If you work in IT security, the first part of this will not be news to you, skip to the section on the future. Otherwise, the first sections look at the current state of biometrics and some of what we already know about their security limitations.
I just read an article on fingerprint recognition. Biometrics has been hailed by some as a wonderful way of determining someone’s identity, and by others as a security mechanism that is far too easy to spoof. I generally fall in the second category. I don’t mind using it for simple unimportant things like turning on my tablet, on which I keep nothing sensitive, but so far I would never trust it as part of any system that gives access to my money or sensitive files.
My own history is that voice recognition still doesn’t work for me, fingerprints don’t work for me, and face recognition doesn’t work for me. Iris scan recognition does, but I don’t trust that either. Let’s take a quick look at conventional biometrics today and the near future.
I use a Google Nexus, made by Samsung. Samsung is in the news today because their Galaxy S5 fingerprint sensor was hacked by SRLabs minutes after release, not the most promising endorsement of their security competence.

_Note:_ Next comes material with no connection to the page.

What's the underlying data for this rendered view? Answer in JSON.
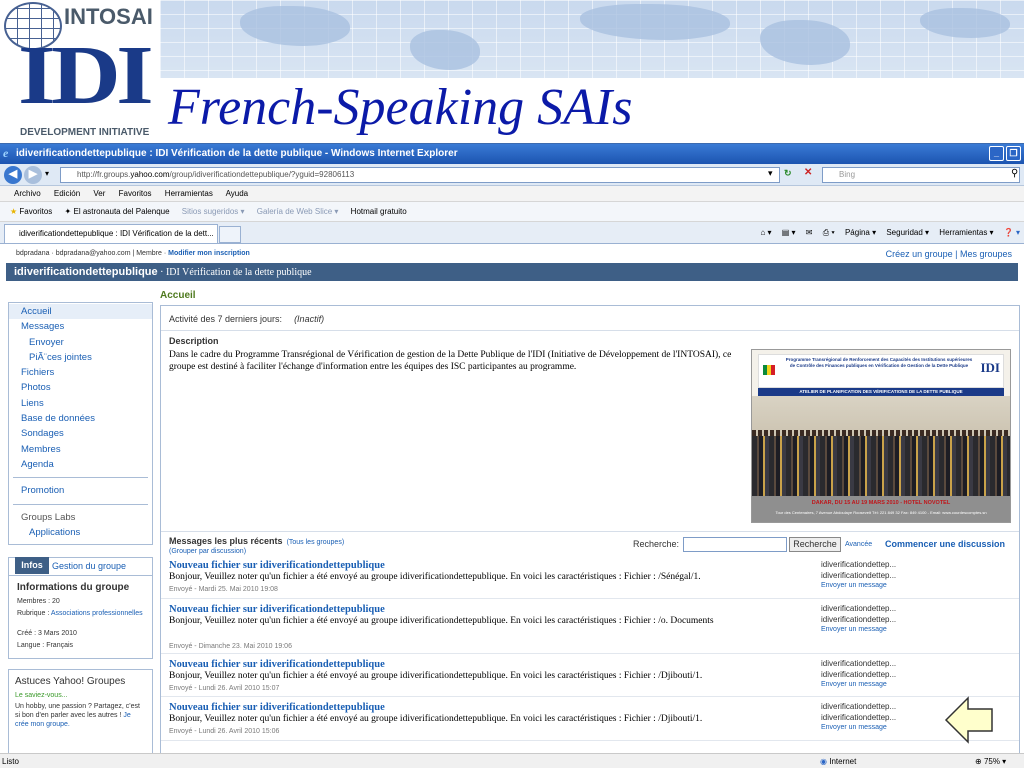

This article says the sensor is used in the user authentication to access Paypal. That is really not good. I expect quite a few engineers at Samsung are working very hard indeed today. I expect they thought they had tested it thoroughly, and their engineers know a thing or two about security. Every engineer knows you can photograph a fingerprint and print a replica in silicone or glue or whatever. It’s the first topic of discussion at any Biometrics 101 meeting. I would assume they tested for that. I assume they would not release something they expected to bring instant embarrassment on their company, especially something failing by that classic mechanism. Yet according to this article, that seems to be the case. Given that Samsung is one of the most advanced technology companies out there, and that they can be assumed to have made reasonable effort to get it right, that doesn’t offer much hope for fingerprint recognition. If they don’t do it right, who will?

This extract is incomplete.